The slowdown in China and the volatile share market make it more likely the Reserve Bank of Australia (RBA) will further lower its cash rate this year with even the possibility of a federal election campaign cut.
Finsure Managing Director John Kolenda said it was no surprise to see the RBA at its first board meeting of 2016 leave official rates at the record low of 2.0 per cent.
But Mr Kolenda said a rate reduction is highly likely in the coming months.
“The RBA has a number of headwinds to negotiate this year which includes the downturn in China and instability in financial markets,’’ he said.
“I think we are still likely to see the RBA cut rates in the first half of this year or possibly in the second half of the year when the next federal election is scheduled.”
The RBA lifted official rates 25 basis points to 6.75 per cent during the November 2007 election campaign, when Kevin Rudd-led Labor toppled the long serving Howard government.
Mr Kolenda said easing by other central banks, including Japan which has cut its key deposit interest rates to below zero, could put further pressure on the RBA later in the year.

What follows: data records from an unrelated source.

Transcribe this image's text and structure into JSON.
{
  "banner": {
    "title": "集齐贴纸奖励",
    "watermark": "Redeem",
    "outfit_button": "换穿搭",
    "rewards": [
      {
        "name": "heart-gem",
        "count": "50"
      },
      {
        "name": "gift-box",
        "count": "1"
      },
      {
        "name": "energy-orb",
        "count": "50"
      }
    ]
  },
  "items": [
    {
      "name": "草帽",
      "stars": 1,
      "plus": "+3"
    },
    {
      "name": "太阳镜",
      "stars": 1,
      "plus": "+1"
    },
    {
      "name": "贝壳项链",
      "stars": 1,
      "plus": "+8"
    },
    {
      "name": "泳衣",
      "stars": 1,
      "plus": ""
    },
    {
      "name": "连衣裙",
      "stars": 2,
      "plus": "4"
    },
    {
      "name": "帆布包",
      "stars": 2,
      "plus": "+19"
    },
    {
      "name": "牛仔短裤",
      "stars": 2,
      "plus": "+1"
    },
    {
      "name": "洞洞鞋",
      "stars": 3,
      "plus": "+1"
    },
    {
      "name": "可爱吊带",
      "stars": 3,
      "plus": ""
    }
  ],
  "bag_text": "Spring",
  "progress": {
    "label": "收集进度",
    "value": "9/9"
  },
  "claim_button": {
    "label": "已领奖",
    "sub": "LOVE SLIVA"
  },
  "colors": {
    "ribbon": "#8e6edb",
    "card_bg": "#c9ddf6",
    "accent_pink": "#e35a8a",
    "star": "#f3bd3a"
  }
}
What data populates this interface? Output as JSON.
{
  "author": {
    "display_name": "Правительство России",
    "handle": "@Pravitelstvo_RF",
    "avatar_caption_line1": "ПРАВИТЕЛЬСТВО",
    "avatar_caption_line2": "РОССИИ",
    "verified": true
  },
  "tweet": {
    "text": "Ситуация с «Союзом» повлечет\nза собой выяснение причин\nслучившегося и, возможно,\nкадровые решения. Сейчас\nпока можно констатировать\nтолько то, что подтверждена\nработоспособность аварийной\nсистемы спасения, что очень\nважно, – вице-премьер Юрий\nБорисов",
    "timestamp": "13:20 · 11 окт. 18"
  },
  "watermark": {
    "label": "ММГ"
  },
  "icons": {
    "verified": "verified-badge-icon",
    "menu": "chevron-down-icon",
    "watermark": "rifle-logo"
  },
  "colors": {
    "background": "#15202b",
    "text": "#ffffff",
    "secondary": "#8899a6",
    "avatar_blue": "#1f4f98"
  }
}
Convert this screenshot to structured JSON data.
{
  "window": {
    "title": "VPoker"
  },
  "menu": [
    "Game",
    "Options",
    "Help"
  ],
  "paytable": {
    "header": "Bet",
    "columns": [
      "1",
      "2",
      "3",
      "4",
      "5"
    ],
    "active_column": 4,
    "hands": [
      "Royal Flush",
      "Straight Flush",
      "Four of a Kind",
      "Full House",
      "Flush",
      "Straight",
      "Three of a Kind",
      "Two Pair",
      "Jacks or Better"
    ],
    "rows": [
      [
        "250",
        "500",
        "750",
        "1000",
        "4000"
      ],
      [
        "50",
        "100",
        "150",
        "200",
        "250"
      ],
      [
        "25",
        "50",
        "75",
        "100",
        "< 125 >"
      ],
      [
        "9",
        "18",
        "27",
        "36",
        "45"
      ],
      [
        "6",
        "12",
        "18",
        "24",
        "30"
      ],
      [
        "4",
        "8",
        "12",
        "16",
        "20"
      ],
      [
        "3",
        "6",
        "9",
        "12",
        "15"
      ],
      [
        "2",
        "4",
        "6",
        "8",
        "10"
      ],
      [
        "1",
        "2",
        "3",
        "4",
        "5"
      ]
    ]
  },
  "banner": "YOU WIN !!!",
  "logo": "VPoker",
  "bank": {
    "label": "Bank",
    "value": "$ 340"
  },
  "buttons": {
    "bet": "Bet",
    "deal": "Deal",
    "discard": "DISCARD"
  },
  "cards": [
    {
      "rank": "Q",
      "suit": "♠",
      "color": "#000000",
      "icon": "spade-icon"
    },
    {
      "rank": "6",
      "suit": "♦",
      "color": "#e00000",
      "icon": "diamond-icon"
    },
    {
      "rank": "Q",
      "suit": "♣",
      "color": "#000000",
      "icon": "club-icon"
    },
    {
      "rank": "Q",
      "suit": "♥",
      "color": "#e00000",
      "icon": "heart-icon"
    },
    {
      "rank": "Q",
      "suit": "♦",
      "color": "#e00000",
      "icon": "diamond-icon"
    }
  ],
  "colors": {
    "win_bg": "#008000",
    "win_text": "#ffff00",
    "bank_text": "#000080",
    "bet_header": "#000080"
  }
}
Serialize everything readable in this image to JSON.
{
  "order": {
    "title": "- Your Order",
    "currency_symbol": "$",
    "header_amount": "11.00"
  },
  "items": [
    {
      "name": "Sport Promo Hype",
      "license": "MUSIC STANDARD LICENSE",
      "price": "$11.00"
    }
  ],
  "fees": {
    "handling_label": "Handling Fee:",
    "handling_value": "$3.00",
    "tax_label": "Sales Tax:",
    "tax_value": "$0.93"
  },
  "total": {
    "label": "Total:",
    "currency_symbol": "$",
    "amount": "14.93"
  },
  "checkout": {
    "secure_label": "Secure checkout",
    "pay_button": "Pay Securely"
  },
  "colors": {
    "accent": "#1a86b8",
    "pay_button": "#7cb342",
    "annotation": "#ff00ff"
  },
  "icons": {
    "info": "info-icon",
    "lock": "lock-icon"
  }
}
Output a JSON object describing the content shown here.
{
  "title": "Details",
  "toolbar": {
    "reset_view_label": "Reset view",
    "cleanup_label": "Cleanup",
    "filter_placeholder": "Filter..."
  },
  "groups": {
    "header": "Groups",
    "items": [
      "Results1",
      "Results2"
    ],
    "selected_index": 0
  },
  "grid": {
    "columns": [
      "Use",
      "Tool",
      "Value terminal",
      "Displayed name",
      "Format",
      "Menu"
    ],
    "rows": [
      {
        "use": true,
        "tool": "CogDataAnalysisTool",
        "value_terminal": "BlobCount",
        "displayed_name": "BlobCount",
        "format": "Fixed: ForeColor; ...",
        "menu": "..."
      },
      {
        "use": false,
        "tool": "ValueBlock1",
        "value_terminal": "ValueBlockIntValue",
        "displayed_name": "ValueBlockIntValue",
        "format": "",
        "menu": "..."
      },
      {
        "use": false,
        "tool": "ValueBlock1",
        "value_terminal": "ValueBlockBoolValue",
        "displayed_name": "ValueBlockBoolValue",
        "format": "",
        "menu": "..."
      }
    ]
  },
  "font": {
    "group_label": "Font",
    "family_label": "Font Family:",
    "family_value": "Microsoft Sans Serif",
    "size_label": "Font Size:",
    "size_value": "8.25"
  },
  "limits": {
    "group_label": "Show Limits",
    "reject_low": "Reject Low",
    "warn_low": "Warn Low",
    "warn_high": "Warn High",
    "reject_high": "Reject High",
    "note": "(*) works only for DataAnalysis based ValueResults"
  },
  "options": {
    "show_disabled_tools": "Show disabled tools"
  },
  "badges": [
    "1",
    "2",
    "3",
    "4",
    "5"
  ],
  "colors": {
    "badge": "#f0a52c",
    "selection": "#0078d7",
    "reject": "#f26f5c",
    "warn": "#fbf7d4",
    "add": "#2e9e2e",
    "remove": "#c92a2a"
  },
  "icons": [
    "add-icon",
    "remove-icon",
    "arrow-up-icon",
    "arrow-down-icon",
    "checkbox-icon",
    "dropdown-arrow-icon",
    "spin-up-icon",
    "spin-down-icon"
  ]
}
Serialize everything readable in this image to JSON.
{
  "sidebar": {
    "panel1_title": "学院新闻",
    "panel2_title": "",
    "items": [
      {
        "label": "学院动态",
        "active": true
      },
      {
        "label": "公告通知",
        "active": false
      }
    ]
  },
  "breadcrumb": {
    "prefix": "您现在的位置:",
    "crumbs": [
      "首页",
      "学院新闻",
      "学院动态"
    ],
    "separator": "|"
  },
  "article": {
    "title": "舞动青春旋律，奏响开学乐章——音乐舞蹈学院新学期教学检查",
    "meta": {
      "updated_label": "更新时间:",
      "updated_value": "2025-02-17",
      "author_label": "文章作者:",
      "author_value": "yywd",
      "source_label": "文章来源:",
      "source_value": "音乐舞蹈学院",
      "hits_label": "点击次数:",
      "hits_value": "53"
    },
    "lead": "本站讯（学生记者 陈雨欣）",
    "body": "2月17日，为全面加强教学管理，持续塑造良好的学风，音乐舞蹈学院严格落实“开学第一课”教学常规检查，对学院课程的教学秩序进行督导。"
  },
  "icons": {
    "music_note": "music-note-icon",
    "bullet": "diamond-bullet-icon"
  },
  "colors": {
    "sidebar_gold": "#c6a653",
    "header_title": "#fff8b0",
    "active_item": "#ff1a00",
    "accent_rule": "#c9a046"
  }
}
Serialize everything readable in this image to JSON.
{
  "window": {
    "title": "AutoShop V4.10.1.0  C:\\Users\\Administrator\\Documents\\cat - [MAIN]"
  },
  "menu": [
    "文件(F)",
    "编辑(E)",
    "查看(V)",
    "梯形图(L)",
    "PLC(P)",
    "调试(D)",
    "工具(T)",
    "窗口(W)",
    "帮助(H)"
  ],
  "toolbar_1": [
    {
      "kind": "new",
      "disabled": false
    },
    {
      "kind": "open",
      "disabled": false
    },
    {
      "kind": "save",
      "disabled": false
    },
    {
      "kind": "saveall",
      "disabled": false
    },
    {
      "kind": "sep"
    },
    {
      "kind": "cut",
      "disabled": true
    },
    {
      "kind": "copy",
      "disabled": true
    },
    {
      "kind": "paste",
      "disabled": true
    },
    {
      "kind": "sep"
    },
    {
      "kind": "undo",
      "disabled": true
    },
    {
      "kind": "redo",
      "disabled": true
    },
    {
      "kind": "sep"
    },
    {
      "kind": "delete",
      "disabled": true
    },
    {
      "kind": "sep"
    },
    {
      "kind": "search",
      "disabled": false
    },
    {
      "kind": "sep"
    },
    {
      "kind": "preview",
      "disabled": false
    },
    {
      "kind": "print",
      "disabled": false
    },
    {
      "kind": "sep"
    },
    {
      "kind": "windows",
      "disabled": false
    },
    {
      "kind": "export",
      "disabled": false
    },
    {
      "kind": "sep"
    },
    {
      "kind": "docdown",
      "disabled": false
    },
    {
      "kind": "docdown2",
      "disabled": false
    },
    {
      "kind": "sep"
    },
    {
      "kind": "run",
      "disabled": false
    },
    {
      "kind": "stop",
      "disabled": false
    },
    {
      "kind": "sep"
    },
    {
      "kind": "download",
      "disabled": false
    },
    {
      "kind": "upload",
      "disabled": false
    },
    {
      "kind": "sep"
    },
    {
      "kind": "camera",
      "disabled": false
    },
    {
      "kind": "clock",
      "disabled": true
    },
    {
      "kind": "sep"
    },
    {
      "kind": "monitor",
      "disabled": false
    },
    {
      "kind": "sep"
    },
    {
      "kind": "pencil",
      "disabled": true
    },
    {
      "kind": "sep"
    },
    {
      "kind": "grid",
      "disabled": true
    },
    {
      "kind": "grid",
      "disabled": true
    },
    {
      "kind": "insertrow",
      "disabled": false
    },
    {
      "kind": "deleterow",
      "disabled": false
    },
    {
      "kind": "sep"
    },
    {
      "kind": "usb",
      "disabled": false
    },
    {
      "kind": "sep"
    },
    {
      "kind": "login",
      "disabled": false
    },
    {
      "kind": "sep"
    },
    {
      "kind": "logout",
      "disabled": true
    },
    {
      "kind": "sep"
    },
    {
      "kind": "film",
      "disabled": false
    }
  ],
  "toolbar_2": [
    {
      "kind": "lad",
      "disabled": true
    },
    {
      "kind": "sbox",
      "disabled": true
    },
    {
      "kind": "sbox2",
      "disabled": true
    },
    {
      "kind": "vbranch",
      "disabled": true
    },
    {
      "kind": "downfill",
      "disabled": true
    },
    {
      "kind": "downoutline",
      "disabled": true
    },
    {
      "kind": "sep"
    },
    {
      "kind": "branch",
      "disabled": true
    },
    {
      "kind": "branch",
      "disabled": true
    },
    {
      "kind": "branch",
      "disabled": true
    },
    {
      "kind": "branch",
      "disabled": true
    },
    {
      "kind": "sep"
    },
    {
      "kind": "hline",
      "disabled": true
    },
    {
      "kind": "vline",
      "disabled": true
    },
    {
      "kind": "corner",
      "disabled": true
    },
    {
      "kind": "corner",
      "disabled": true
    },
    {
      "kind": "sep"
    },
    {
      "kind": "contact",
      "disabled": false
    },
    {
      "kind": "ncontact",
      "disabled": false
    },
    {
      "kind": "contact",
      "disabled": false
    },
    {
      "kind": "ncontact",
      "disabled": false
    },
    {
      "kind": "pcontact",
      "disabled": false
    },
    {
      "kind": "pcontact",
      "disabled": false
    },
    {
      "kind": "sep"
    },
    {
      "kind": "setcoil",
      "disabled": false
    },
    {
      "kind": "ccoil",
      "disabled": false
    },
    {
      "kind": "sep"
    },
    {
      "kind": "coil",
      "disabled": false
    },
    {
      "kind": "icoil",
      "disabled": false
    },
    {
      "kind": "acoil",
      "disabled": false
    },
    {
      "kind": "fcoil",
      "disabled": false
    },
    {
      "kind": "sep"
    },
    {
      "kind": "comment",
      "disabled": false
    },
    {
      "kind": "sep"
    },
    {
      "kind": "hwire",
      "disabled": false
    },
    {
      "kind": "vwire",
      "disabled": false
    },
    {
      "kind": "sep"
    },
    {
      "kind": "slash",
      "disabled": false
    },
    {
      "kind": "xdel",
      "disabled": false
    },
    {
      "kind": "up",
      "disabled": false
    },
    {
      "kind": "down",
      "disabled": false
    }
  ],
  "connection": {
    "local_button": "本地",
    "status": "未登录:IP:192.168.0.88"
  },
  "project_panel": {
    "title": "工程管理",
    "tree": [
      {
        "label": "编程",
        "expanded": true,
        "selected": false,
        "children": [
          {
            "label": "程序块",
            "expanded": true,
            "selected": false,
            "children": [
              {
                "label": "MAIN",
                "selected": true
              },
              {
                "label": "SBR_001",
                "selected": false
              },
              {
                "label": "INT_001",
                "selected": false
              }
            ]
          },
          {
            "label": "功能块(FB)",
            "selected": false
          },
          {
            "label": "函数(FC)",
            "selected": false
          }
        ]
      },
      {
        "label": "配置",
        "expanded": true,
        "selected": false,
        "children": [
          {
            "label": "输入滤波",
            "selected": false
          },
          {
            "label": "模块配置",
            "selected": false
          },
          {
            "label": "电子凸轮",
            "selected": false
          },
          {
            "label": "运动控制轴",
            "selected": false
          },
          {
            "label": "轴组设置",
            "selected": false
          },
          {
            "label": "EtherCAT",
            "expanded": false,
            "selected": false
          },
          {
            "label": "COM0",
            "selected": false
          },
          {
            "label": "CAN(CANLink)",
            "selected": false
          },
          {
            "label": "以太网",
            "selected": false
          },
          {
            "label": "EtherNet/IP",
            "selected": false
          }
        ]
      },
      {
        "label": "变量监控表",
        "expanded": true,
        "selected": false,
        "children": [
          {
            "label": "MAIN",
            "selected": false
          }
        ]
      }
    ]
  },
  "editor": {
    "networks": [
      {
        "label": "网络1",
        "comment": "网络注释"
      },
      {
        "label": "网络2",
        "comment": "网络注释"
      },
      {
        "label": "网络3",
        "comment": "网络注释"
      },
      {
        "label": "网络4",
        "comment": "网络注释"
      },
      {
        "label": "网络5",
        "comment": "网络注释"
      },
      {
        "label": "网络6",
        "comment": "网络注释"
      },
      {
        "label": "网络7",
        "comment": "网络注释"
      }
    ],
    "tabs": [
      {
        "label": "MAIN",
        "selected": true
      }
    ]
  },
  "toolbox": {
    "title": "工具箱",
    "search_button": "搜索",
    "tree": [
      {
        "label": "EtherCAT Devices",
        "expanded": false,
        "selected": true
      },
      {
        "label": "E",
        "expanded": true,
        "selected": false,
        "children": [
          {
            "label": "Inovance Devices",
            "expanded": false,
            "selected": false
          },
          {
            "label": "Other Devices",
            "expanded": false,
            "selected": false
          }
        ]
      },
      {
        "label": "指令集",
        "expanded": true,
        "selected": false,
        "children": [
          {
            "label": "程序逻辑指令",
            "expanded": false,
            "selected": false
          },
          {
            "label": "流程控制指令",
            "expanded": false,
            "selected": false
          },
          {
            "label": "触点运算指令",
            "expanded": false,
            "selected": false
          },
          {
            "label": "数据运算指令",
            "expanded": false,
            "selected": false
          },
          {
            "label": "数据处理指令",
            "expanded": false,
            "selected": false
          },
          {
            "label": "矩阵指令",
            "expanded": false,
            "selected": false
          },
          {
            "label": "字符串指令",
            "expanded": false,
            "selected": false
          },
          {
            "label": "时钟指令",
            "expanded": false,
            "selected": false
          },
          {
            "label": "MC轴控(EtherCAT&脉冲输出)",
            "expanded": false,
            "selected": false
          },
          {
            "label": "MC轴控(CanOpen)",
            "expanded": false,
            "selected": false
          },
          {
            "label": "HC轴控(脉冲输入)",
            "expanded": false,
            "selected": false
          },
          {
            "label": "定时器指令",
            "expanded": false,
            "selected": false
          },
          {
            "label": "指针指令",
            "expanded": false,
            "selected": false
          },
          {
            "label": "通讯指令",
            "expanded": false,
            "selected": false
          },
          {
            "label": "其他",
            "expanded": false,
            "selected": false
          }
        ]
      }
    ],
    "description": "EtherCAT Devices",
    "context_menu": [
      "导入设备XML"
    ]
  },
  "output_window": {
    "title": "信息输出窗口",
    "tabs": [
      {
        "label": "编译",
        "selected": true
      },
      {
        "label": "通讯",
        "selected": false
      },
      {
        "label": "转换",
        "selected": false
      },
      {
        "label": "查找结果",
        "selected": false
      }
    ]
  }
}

He said a major issue for the RBA to consider is that lower rates have become the “the new normal” in the post global financial crisis (GFC) world with consumers now accustomed to them and likely to be highly sensitive to any future increases in rates.
“The GFC has changed society and consumers are generally more sensitive to economic conditions and interest rates movements, which the RBA hasn’t increased for more than five years,” he said.
“We have seen a dramatic change in consumer behaviour as they prefer to save money and spend wisely versus the credit spending frenzy for the decade before the GFC.”